Interim interest is calculated on the basis of a two-month mortgage rate in our case for the sum obtained at the beginning. If the real estate rate is 3%, you will have to pay 250 000 € x 3% (loan rate) = 7500 €, then (7500/12) x 2 = 1250 €, this sum will add up to the total amount of the real estate loan. . Interim interest will have ended when the funds of the real estate loan are fully obtained by the borrower.

 

Example of an amortization table for property at € 244,999 for a person with annual income of € 25,000 and a contribution of € 5,000 for a loan over 20 years at a rate of 1.15%

We invite you to do your credit simulation on our site to calculate your interest and get the best rate:

How do interim interests work?

loan

Interest on a home loan is paid to the bank during the first years of repayment of the loan . That is to say that when you borrow money to buy your property, you repay in one place the interest of the remaining capital, and then the remaining capital loaned.

Interim interest does not work so you can start paying back your capital when the funds to finance your real estate project have been fully secured.

That is to say that you will get all the funds when the construction of your property is finished and / or when the renovation work has been done and you can move into the dwelling that is now yours.

You pay only the interest of the mortgage during the period of the first bank payment to the total release of the funds. Interim interest works in this way, it is the cost of releasing a mortgage in several phases.

How to reduce the cost of interim interest?

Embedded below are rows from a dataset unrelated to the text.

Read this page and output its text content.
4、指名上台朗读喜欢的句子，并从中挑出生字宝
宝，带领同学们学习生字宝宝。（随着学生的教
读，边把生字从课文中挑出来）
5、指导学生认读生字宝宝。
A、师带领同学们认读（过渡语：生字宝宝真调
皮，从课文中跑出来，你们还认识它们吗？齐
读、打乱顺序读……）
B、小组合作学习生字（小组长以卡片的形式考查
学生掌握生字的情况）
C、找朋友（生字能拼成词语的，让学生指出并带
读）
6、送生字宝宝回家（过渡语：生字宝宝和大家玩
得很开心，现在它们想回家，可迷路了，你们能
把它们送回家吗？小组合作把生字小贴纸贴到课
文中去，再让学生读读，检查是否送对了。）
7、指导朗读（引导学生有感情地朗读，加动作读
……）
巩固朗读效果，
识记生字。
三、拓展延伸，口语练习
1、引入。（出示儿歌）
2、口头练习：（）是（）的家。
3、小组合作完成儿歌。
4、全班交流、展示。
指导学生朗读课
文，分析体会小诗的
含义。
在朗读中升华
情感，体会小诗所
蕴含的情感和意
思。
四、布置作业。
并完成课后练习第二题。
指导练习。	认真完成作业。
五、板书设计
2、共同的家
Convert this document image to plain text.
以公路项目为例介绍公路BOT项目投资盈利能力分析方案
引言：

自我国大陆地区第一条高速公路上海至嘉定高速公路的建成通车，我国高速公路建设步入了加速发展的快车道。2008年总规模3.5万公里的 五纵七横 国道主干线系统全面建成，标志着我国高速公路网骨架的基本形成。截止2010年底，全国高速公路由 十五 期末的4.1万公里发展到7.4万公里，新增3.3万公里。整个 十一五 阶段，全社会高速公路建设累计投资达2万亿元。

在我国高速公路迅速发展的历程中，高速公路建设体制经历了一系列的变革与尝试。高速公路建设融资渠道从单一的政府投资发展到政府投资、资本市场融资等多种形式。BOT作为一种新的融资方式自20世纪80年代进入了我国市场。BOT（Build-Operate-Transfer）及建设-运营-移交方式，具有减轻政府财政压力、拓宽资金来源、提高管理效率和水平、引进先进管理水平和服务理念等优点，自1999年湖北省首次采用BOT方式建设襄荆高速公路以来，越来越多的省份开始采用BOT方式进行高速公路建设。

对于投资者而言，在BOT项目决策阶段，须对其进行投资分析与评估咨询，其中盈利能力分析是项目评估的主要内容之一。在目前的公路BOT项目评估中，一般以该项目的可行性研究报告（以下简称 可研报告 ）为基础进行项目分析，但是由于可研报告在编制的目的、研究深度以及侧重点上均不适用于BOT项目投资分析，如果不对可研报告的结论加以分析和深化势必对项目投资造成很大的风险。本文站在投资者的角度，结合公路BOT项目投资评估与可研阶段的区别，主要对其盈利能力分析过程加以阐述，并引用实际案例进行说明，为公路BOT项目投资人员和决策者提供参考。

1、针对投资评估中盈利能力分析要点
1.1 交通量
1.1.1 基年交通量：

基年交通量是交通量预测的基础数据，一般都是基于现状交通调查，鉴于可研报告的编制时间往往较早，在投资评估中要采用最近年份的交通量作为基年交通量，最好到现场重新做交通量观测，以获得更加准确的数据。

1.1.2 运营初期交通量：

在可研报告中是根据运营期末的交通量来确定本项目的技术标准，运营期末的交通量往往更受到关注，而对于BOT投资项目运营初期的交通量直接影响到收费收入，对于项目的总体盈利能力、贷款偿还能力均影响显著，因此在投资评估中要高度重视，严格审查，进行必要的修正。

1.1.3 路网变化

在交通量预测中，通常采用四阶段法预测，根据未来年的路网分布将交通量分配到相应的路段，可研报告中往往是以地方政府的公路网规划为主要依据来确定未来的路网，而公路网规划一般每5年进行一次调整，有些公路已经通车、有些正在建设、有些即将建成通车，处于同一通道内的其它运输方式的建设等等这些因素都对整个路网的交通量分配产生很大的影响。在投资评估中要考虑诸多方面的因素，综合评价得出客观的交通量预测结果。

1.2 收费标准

How to reduce the cost of interim interest?

Reducing the total cost of interim interest can be done in many ways . For example, you can use your personal contribution. This will allow you to reduce the amount of the first release of funds.

It is also possible to move the first payment if your personal contribution is considerable. The construction of your home can accelerate so that the repayment period during the first and last release takes less time for you to pay less deadlines.

It is also possible to negotiate with the bank where you take your home loan, it can reduce the amount of interim interest by dividing the loan into several credits so that it is less important.

Making your mortgage cheaper can also be done by renegotiating your credit with another bank to have lower interest for several loans.

Remember to study your borrowing capacity and calculate your debt ratio with your banker or through a broker, this period of reflection will allow you to not create a default.